Earlier this month New York Times science writer John Tieney wrote a front-page feature pulling many threads at once and coming to the same place:
Three decades of stricter drug laws, reduced parole and rigid sentencing rules have lengthened prison terms and more than tripled the percentage of Americans behind bars. The United States has the highest reported rate of incarceration of any country: about one in 100 adults, a total of nearly 2.3 million people in prison or jail.
But today there is growing sentiment that these policies have gone too far, …
So what does this new visibility, this new awareness suggest for the future? We can hope that 2013 will be a year where a more sensible system of criminal justice can find cultural and policy purchase. We can lock up fewer people. We can change the rules of engagement in the war on drugs. We can build rehabilitation and redemption into our punitive institutions. We can address directly the deep racial prejudice that is intrinsic to every part of our criminal justice system and is the single greatest force maintaining our racially separate society.
Can we do this? Are things changing?
Jonathan Simon, professor of law at the University of California, Berkeley, and someone who has written extensively about American criminal justice, asks the same question and provides a caution in his blog, Governing Through Crime: “Are recent change in prison growth patterns, judicial decisions, and electoral results variation within the norm or evidence of a more profound change that could mark the end of our forty year experiment with mass incarceration?” He goes on:
As a student of punishment and society I’ve contributed to the view that California and the US generally has experienced a penal climate change beginning in the 1970s that have produced mass incarceration and the culture of fear that locks down others in gated communities and sterile office parks. Like others (Loic Wacquant, David Garland, Nicola Lacey, Bernard Harcourt), I have thought about this penal climate shift as broadly related to what may or may not be well labelled “neo-liberalism”, the very clear shift in political-economy from state centered and protectionist toward market-centered and unregulated (each account provides a very different analysis of how these political-economic changes mediate penal policies). Was the financial crisis of 2008 the beginning of the end of “neo-liberalism”? Is Obamacare really the beginning of a new phase of strong regulatory and welfare state development? I’d love to think so personally, but I’m skeptical.
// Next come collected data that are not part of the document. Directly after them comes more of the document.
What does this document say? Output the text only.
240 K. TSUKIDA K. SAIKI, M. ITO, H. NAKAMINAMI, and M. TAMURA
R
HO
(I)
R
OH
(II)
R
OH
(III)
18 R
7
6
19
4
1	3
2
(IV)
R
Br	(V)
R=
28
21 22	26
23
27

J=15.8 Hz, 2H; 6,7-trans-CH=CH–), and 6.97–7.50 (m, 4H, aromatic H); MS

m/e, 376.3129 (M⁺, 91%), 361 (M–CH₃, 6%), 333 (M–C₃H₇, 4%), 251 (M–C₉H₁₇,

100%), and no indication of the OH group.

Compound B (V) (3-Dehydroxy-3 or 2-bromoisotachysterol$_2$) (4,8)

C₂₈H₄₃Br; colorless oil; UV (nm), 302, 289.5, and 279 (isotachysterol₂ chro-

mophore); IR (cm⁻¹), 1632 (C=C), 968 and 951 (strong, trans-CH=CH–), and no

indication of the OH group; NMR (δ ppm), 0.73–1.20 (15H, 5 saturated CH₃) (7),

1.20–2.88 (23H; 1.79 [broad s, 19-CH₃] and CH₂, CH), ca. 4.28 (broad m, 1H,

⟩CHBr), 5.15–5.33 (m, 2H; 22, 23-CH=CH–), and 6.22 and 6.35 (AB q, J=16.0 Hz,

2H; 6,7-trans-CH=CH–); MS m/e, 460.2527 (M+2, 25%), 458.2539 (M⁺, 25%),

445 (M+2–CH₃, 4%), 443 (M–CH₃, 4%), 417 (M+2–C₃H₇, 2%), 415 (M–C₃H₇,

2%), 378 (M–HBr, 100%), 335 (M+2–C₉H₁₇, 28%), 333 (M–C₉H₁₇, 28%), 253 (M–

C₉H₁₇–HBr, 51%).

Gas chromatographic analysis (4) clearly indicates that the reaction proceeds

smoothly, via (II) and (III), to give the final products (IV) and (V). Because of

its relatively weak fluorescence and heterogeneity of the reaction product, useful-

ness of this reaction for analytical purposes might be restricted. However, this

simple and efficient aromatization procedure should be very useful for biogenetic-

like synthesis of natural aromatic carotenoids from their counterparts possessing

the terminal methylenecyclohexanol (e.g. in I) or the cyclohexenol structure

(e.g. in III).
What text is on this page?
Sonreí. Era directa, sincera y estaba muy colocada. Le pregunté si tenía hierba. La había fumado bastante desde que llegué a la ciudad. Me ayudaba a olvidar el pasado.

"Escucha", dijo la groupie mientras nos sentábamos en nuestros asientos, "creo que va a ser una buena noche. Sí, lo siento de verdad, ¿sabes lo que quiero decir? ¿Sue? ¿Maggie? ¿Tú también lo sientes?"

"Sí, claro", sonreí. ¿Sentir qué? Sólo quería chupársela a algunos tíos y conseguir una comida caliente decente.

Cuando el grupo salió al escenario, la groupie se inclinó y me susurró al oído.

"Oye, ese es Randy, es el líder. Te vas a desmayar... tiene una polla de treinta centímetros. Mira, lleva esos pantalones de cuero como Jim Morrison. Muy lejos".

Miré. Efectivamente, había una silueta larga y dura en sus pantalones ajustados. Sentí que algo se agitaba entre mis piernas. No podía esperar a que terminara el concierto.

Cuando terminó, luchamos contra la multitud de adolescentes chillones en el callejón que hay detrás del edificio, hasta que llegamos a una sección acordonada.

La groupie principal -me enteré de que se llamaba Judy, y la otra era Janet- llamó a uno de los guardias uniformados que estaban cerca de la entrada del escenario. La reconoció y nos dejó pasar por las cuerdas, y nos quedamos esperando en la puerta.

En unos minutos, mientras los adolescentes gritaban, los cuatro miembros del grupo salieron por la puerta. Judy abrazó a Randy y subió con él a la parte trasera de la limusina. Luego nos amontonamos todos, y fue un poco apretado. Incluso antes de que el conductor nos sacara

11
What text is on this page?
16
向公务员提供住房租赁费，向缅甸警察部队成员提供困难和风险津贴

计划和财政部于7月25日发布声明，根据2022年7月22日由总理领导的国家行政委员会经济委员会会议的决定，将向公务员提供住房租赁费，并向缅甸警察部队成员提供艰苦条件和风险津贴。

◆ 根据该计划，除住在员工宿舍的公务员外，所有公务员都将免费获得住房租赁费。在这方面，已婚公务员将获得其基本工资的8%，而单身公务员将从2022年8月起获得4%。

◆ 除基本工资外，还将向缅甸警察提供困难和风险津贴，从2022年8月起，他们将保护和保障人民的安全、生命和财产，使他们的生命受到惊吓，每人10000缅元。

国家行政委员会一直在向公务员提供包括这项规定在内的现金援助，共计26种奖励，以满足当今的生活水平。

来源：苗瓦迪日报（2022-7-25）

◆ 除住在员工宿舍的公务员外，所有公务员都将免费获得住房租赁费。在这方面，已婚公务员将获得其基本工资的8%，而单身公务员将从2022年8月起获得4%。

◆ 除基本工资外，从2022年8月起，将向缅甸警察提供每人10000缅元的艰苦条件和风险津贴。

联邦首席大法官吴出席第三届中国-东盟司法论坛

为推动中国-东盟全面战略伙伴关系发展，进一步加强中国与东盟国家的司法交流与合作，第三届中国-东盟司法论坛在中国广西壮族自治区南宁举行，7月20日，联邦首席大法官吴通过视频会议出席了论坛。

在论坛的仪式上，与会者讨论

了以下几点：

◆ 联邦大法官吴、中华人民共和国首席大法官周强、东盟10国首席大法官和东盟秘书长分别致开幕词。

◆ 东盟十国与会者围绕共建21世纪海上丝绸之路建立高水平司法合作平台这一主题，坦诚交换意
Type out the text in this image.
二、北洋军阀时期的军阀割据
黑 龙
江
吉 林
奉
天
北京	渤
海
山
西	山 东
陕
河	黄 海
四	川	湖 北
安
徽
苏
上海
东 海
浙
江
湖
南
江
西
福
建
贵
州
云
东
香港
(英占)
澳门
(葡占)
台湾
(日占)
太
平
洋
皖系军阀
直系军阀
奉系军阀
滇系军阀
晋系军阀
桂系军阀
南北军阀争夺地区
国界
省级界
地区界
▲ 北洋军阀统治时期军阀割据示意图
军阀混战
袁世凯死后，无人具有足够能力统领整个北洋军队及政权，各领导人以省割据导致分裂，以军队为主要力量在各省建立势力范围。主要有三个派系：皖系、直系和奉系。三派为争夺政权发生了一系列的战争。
Instead the relationship between “neo-liberalism” and the hot penal climate may be far looser than implied by some of the sociological accounts. Building “neo-liberalism” in the California and the US in the 1980s and 1990s may have gone facilitated and been facilitated by building and filling prisons but that does not mean the two must remain aligned. It is a sad fact of penal history … that penal practices fail regularly and at times spectacularly. Rising political alignments often find it extremely helpful to be able criticize the penal status quo, but after forty years the penal status quo is now associated with that alignment, in such instances, the alignment stays and penal policies change, sometimes in profound ways … Mass incarceration has failed, spectacularly in the form of overcrowding, humanitarian medical failure, and a mounting chronic illness crisis.
The failures are clear. We can see a criminal justice system “broken on all sides.” Some new “political alignments” are real. Skepticism is, no doubt, in order. But perhaps 2013 will be the year we will move beyond seeing the problem and really starting to change it—a new year’s resolution.